Happy Friday! There are more good news articles, commentaries, and analyst reports on the Web every week than anyone could read in a month. Here are eight fascinating ones I read this week.
Good work if you can get it Bason Asset Management discusses the curious fees of financial advisors:
The business of investment advice is a strange one. The leading model of advisor fees results in high net worth investors paying high fees simply based on their ability to pay, and not related to the services they receive. An investor with $5,000,000 who meets with his advisor once a year will pay ten times as much as a demanding investor with $500,000 who sees an advisor every quarter.
Insight Josh Brown shares his notes from a conference with Mohamed El-Erian of Pimco:
When you watch CNBC, what you hear most of the day is to buy this investment because relatively speaking it is cheaper than that one.” Everyone seems to be playing this same relative game and “you almost never hear someone recommending something because it is strong on its own.”
[El-Erian] talks about the central bank liquidity trade as though it’s a massive wave that everyone is surfing…
“As investors, there are two types of mistakes we can make.
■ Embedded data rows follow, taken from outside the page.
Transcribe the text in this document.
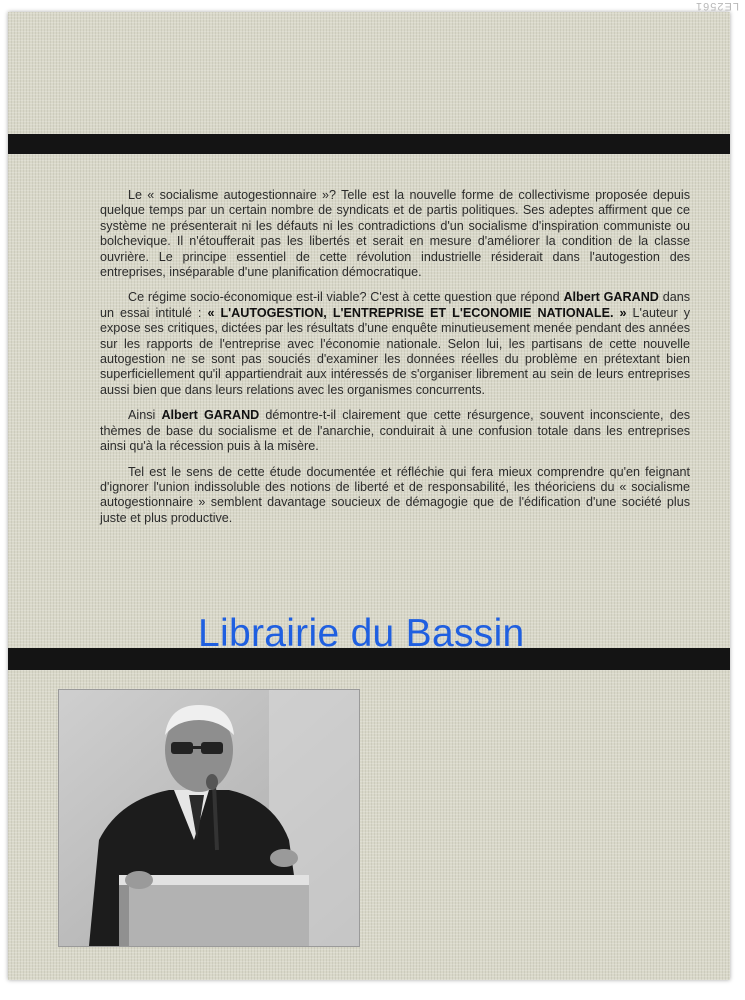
Le « socialisme autogestionnaire »? Telle est la nouvelle forme de collectivisme proposée depuis quelque temps par un certain nombre de syndicats et de partis politiques. Ses adeptes affirment que ce système ne présenterait ni les défauts ni les contradictions d'un socialisme d'inspiration communiste ou bolchevique. Il n'étoufferait pas les libertés et serait en mesure d'améliorer la condition de la classe ouvrière. Le principe essentiel de cette révolution industrielle résiderait dans l'autogestion des entreprises, inséparable d'une planification démocratique.

Ce régime socio-économique est-il viable? C'est à cette question que répond Albert GARAND dans un essai intitulé : « L'AUTOGESTION, L'ENTREPRISE ET L'ECONOMIE NATIONALE. » L'auteur y expose ses critiques, dictées par les résultats d'une enquête minutieusement menée pendant des années sur les rapports de l'entreprise avec l'économie nationale. Selon lui, les partisans de cette nouvelle autogestion ne se sont pas souciés d'examiner les données réelles du problème en prétextant bien superficiellement qu'il appartiendrait aux intéressés de s'organiser librement au sein de leurs entreprises aussi bien que dans leurs relations avec les organismes concurrents.

Ainsi Albert GARAND démontre-t-il clairement que cette résurgence, souvent inconsciente, des thèmes de base du socialisme et de l'anarchie, conduirait à une confusion totale dans les entreprises ainsi qu'à la récession puis à la misère.

Tel est le sens de cette étude documentée et réfléchie qui fera mieux comprendre qu'en feignant d'ignorer l'union indissoluble des notions de liberté et de responsabilité, les théoriciens du « socialisme autogestionnaire » semblent davantage soucieux de démagogie que de l'édification d'une société plus juste et plus productive.

Librairie du Bassin
LE2561
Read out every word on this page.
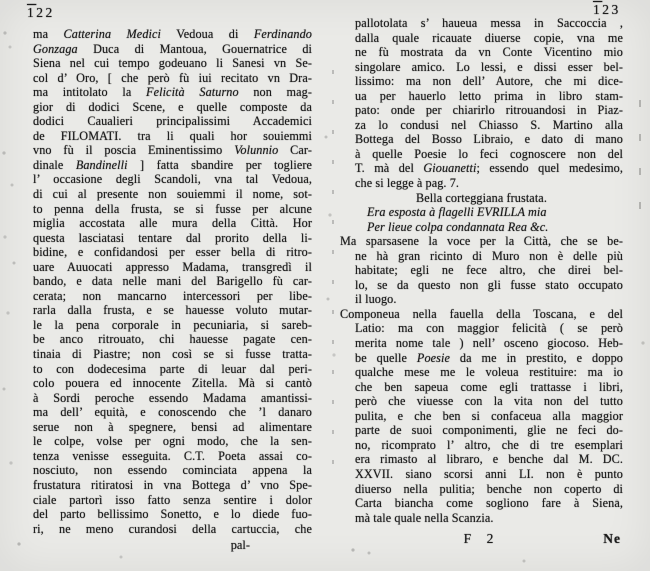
122	123
ma Catterina Medici Vedoua di Ferdinando
Gonzaga Duca di Mantoua, Gouernatrice di
Siena nel cui tempo godeuano li Sanesi vn Se-
col d’ Oro, [ che però fù iui recitato vn Dra-
ma intitolato la Felicità Saturno non mag-
gior di dodici Scene, e quelle composte da
dodici Caualieri principalissimi Accademici
de FILOMATI. tra li quali hor souiemmi
vno fù il poscia Eminentissimo Volunnio Car-
dinale Bandinelli ] fatta sbandire per togliere
l’ occasione degli Scandoli, vna tal Vedoua,
di cui al presente non souiemmi il nome, sot-
to penna della frusta, se si fusse per alcune
miglia accostata alle mura della Città. Hor
questa lasciatasi tentare dal prorito della li-
bidine, e confidandosi per esser bella di ritro-
uare Auuocati appresso Madama, transgredì il
bando, e data nelle mani del Barigello fù car-
cerata; non mancarno intercessori per libe-
rarla dalla frusta, e se hauesse voluto mutar-
le la pena corporale in pecuniaria, si sareb-
be anco ritrouato, chi hauesse pagate cen-
tinaia di Piastre; non così se si fusse tratta-
to con dodecesima parte di leuar dal peri-
colo pouera ed innocente Zitella. Mà si cantò
à Sordi peroche essendo Madama amantissi-
ma dell’ equità, e conoscendo che ’l danaro
serue non à spegnere, bensi ad alimentare
le colpe, volse per ogni modo, che la sen-
tenza venisse esseguita. C.T. Poeta assai co-
nosciuto, non essendo cominciata appena la
frustatura ritiratosi in vna Bottega d’ vno Spe-
ciale partorì isso fatto senza sentire i dolor
del parto bellissimo Sonetto, e lo diede fuo-
ri, ne meno curandosi della cartuccia, che
pal-
pallotolata s’ haueua messa in Saccoccia ,
dalla quale ricauate diuerse copie, vna me
ne fù mostrata da vn Conte Vicentino mio
singolare amico. Lo lessi, e dissi esser bel-
lissimo: ma non dell’ Autore, che mi dice-
ua per hauerlo letto prima in libro stam-
pato: onde per chiarirlo ritrouandosi in Piaz-
za lo condusi nel Chiasso S. Martino alla
Bottega del Bosso Libraio, e dato di mano
à quelle Poesie lo feci cognoscere non del
T. mà del Giouanetti; essendo quel medesimo,
che si legge à pag. 7.
Bella corteggiana frustata.
Era esposta à flagelli EVRILLA mia
Per lieue colpa condannata Rea &c.
Ma sparsasene la voce per la Città, che se be-
ne hà gran ricinto di Muro non è delle più
habitate; egli ne fece altro, che direi bel-
lo, se da questo non gli fusse stato occupato
il luogo.
Componeua nella fauella della Toscana, e del
Latio: ma con maggior felicità ( se però
merita nome tale ) nell’ osceno giocoso. Heb-
be quelle Poesie da me in prestito, e doppo
qualche mese me le voleua restituire: ma io
che ben sapeua come egli trattasse i libri,
però che viuesse con la vita non del tutto
pulita, e che ben si confaceua alla maggior
parte de suoi componimenti, glie ne feci do-
no, ricomprato l’ altro, che di tre esemplari
era rimasto al libraro, e benche dal M. DC.
XXVII. siano scorsi anni LI. non è punto
diuerso nella pulitia; benche non coperto di
Carta biancha come sogliono fare à Siena,
mà tale quale nella Scanzia.
F 2	Ne
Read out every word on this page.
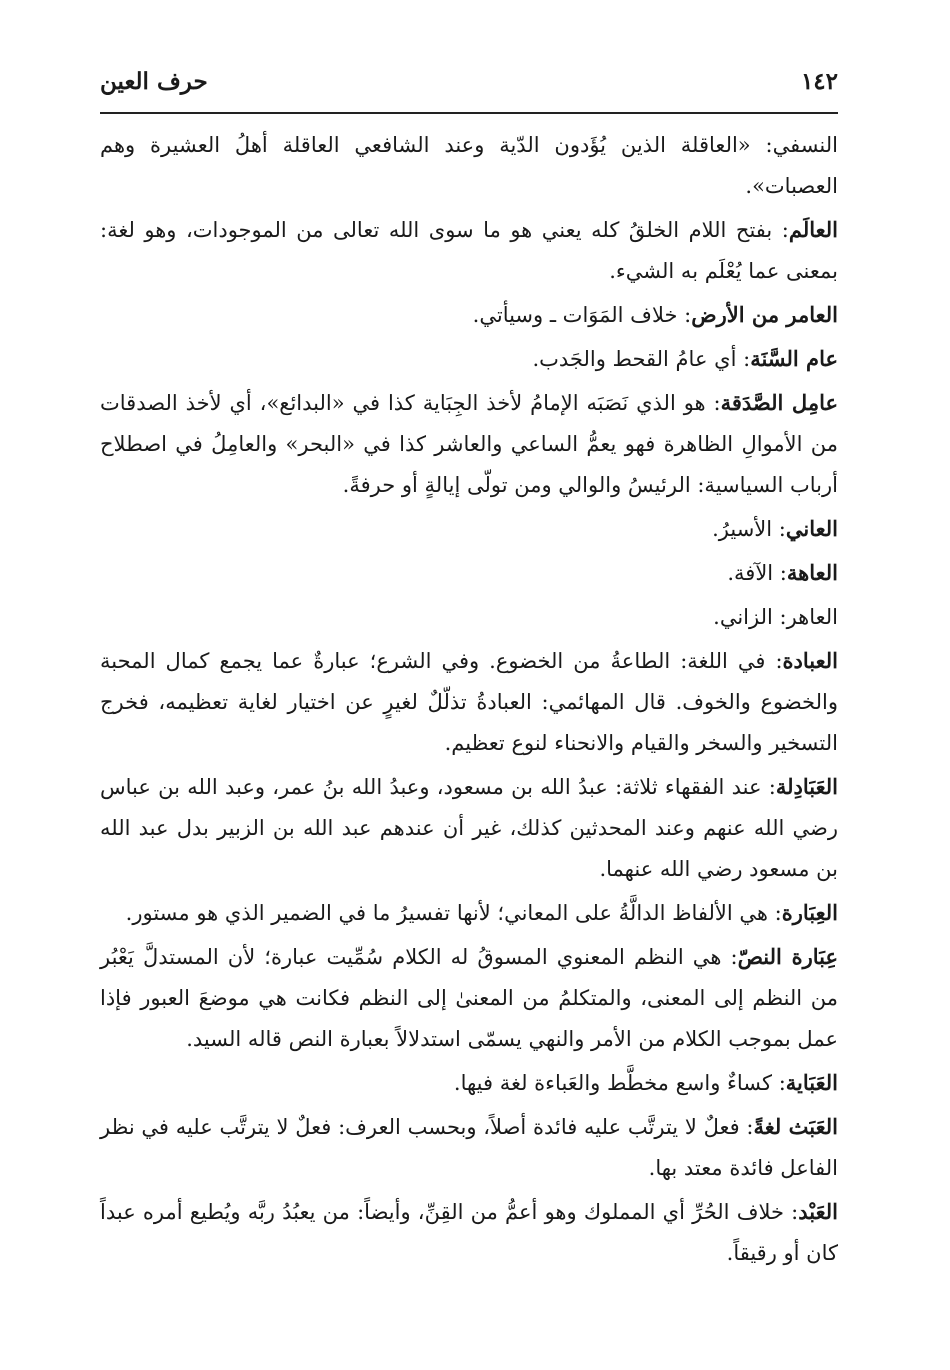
١٤٢
حرف العين

النسفي: «العاقلة الذين يُؤَدون الدّية وعند الشافعي العاقلة أهلُ العشيرة وهم العصبات».

العالَم: بفتح اللام الخلقُ كله يعني هو ما سوى الله تعالى من الموجودات، وهو لغة: بمعنى عما يُعْلَم به الشيء.

العامر من الأرض: خلاف المَوَات ـ وسيأتي.

عام السَّنَة: أي عامُ القحط والجَدب.

عامِل الصَّدَقة: هو الذي نَصَبَه الإمامُ لأخذ الجِبَاية كذا في «البدائع»، أي لأخذ الصدقات من الأموالِ الظاهرة فهو يعمُّ الساعي والعاشر كذا في «البحر» والعامِلُ في اصطلاح أرباب السياسية: الرئيسُ والوالي ومن تولّى إيالةٍ أو حرفةً.

العاني: الأسيرُ.

العاهة: الآفة.

العاهر: الزاني.

العبادة: في اللغة: الطاعةُ من الخضوع. وفي الشرع؛ عبارةٌ عما يجمع كمال المحبة والخضوع والخوف. قال المهائمي: العبادةُ تذلّلٌ لغيرٍ عن اختيار لغاية تعظيمه، فخرج التسخير والسخر والقيام والانحناء لنوع تعظيم.

العَبَادِلة: عند الفقهاء ثلاثة: عبدُ الله بن مسعود، وعبدُ الله بنُ عمر، وعبد الله بن عباس رضي الله عنهم وعند المحدثين كذلك، غير أن عندهم عبد الله بن الزبير بدل عبد الله بن مسعود رضي الله عنهما.

العِبَارة: هي الألفاظ الدالَّةُ على المعاني؛ لأنها تفسيرُ ما في الضمير الذي هو مستور.

عِبَارة النصّ: هي النظم المعنوي المسوقُ له الكلام سُمِّيت عبارة؛ لأن المستدلَّ يَعْبُر من النظم إلى المعنى، والمتكلمُ من المعنىٰ إلى النظم فكانت هي موضعَ العبور فإذا عمل بموجب الكلام من الأمر والنهي يسمّى استدلالاً بعبارة النص قاله السيد.

العَبَاية: كساءٌ واسع مخطَّط والعَباءة لغة فيها.

العَبَث لغةً: فعلٌ لا يترتَّب عليه فائدة أصلاً، وبحسب العرف: فعلٌ لا يترتَّب عليه في نظر الفاعل فائدة معتد بها.

العَبْد: خلاف الحُرِّ أي المملوك وهو أعمُّ من القِنِّ، وأيضاً: من يعبُدُ ربَّه ويُطيع أمره عبداً كان أو رقيقاً.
Type 1 is we wait in the water for the perfect wave, which never appears and we miss a lot of other waves go by without us. Type 2 is jump on this central bank wave and we don’t think about what happens when this wave breaks or crashes over us.” PIMCO is more comfortable making the Type 1 error is the point.
1). Bears see the intraday reversal such as Wednesday as a very significant change in tone; Bulls see a comeback such as Thursday as proof of a Japanese overreaction to weak China economic news, that was not applicable to the U.S. …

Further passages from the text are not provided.